Facebook's Mark Zuckerberg lays out his vision

Mark ZuckerbergImage source, Getty Images

When I first read Mark Zuckerberg's 5,500-word letter to the Facebook community, I was struck by two things.

How far it ranged - over subjects as diverse as globalisation, the people who feel left behind, our spiritual and communitarian well-being - as well as the rather more obvious social media issues of fake news, polarisation and sensationalism.

And secondly, that this letter could be described very fairly as a manifesto, external.

It is not just a statement of where Facebook as a business is going. It is also a statement of the type of world Facebook believes it can help create.

As such, it is political (although carefully crafted to contain no direct reference to the new US president).

And when I interviewed Mr Zuckerberg, the same sense of political purpose was clear. And the same care not to reference Donald Trump.

Fake news

Of course, many will find talk of "connectedness", "community" and "bringing people together" very easy to dismiss.

Here is a very rich man running a very powerful - and often controversial - company, who, one assumes, might find it hard to relate to the ordinary concerns of the ex-steel workers of Monessen, Pennsylvania, or the former pottery workers of Stoke in the west Midlands.

But in an era of technology giants like Facebook which have so much "reach" - 28.5m users in Britain alone - the rebuttal is simple.

Image source, AFP

Better that Mark Zuckerberg is public about his vision for his company - agree or disagree with that as you like - than the alternative of corporate silence.

In my interview with him, I did push on taxes paid (or not) and privacy violations. Mr Zuckerberg answered that he wanted Facebook to be a "good corporate citizen".

And on fake news it is clear that Facebook, and other technology giants, have been ill-prepared for the type of editorial controls necessary in an era when millions of people receive their news via their chosen "filter bubble" with little mediation.

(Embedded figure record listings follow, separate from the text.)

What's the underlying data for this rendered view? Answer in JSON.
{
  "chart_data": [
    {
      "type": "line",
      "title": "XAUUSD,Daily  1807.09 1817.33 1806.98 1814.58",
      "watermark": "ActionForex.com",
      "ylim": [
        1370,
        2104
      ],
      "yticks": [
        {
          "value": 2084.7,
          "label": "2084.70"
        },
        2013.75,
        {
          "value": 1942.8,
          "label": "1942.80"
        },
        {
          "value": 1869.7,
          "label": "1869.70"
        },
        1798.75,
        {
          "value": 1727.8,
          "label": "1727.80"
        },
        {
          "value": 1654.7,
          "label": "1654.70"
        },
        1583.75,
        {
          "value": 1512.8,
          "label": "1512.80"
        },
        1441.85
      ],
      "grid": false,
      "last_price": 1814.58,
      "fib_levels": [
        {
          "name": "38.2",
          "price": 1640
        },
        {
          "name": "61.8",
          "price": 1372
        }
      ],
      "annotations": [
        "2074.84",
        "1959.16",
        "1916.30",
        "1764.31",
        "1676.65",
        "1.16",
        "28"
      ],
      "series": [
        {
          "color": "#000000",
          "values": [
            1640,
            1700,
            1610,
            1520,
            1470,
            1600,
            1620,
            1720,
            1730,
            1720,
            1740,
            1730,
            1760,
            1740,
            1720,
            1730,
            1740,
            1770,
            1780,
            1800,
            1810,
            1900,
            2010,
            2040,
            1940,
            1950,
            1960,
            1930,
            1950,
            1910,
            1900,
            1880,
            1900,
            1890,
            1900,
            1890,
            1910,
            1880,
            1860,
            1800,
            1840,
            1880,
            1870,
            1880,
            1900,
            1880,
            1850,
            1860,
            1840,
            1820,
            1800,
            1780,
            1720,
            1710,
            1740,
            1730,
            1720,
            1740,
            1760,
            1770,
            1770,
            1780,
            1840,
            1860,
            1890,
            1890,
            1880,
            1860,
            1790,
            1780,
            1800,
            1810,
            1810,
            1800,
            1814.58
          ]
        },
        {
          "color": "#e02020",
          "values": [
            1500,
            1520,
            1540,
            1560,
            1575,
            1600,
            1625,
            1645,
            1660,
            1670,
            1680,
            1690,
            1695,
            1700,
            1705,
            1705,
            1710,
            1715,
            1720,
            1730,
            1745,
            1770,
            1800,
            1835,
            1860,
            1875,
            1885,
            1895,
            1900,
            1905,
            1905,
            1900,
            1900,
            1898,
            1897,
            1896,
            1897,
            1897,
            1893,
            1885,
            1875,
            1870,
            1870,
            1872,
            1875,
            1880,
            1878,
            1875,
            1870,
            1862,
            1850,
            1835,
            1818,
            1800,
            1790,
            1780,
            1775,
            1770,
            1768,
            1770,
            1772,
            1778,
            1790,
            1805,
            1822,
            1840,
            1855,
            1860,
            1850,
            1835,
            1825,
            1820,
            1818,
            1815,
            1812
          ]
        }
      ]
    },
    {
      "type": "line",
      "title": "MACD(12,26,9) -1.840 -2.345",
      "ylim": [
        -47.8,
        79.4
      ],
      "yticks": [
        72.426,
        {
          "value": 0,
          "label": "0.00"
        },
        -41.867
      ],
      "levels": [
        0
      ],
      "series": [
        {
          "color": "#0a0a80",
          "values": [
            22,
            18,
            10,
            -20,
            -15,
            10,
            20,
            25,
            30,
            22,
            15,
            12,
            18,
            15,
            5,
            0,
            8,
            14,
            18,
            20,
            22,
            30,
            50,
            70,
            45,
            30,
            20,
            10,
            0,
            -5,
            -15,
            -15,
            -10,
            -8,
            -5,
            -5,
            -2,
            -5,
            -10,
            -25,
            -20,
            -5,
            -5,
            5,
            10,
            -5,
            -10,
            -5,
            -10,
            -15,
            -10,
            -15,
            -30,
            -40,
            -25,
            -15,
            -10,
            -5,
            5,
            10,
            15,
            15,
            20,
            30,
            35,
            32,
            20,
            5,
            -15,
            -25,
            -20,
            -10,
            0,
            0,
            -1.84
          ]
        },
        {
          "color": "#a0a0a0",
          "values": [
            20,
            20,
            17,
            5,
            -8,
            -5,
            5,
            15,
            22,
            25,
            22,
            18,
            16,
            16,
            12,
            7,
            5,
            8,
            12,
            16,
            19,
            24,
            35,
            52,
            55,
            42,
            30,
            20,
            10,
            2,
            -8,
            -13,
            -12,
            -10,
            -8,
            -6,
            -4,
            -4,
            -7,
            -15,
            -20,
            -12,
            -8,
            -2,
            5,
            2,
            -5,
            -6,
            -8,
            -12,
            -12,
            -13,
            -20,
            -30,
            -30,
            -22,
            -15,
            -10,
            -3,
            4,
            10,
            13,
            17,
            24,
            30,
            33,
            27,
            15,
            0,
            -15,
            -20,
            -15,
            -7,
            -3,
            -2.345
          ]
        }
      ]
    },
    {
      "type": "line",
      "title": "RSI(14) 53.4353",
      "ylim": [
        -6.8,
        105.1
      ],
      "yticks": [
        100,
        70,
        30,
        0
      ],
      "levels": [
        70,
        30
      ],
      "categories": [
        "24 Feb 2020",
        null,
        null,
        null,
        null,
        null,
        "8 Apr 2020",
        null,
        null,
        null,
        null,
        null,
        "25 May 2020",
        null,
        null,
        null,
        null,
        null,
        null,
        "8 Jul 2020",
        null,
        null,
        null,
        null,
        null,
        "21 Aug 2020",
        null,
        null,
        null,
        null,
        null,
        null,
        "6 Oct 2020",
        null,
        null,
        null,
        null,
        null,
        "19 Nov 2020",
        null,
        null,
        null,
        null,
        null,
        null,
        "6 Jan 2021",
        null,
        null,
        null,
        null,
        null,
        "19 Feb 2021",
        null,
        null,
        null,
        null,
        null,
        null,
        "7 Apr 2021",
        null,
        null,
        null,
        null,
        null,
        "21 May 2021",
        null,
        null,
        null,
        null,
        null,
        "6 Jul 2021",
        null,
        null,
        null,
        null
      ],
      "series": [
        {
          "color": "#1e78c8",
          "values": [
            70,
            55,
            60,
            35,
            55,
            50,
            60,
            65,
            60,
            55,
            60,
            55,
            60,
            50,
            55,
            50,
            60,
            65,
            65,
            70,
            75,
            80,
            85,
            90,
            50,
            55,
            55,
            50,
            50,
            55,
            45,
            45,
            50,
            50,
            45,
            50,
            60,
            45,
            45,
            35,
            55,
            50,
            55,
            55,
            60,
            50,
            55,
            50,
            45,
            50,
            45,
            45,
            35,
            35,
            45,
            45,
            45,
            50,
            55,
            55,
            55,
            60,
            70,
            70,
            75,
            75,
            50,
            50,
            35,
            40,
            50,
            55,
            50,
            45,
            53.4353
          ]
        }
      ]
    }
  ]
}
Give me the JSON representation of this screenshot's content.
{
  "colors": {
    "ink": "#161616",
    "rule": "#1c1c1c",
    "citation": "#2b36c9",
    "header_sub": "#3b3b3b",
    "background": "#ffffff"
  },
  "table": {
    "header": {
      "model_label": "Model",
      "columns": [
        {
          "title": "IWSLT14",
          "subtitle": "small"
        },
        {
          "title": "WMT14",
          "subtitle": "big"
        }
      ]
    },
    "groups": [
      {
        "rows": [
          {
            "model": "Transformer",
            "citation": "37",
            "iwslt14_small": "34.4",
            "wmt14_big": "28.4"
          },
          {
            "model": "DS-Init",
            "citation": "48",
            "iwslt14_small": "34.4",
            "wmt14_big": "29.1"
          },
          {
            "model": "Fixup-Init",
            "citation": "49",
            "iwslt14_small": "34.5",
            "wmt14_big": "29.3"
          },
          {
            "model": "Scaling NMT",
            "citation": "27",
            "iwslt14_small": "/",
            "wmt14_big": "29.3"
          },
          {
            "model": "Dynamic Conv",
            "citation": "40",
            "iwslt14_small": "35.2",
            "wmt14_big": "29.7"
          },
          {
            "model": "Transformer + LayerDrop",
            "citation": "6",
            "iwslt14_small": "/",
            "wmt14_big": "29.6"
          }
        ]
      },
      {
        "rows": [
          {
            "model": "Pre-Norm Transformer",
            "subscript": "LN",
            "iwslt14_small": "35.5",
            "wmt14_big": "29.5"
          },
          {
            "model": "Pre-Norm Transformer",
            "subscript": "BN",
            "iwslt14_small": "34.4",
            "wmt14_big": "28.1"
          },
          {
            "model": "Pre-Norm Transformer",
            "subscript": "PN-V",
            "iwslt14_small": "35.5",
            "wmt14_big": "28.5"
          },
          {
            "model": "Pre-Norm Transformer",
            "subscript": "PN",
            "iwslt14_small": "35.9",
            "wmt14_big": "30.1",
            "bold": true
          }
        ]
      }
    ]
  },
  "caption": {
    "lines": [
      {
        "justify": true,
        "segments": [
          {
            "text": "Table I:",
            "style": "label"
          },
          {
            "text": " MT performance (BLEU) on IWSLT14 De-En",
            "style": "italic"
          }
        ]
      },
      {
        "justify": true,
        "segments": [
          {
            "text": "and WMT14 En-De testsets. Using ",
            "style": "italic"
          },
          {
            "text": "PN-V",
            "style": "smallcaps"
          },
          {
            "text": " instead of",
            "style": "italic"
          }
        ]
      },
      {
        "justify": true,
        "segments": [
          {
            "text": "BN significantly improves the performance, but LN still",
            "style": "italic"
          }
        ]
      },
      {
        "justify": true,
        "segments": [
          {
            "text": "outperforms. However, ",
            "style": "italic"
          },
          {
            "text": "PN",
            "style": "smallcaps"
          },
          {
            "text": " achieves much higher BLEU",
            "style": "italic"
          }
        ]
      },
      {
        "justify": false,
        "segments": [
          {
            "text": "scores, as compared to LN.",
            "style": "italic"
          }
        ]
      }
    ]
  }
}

Facebook, Google and others have a central philosophy - act quickly to launch new products and then "iterate" if there is a problem.

That has led to mistakes, which Mr Zuckerberg does admit to.

Political ambition?

This is a century when the most powerful are not simply the elected leaders or dictators of the world, but are the corporate leaders who can do so much to influence - and control - what billions of people experience every day.

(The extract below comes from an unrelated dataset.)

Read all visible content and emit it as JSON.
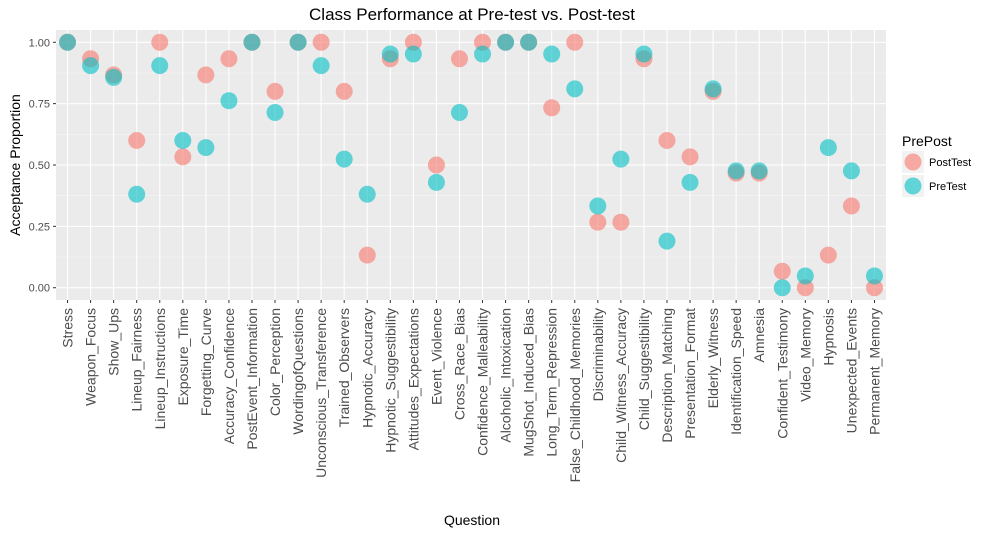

Speaking publicly about how they view that role is, for many, better than the alternative.

We can then at least test his company, this global behemoth, against the standards Mr Zuckerberg has set himself.

Does the Facebook founder want to be a politician? Particularly given that he sounds so much like one - and I mean that in the broadest sense, not pejoratively.

Not yet, certainly. And maybe not ever.

As the head of a company with 1.86 billion active users a month, he is probably well aware that he has plenty of power already.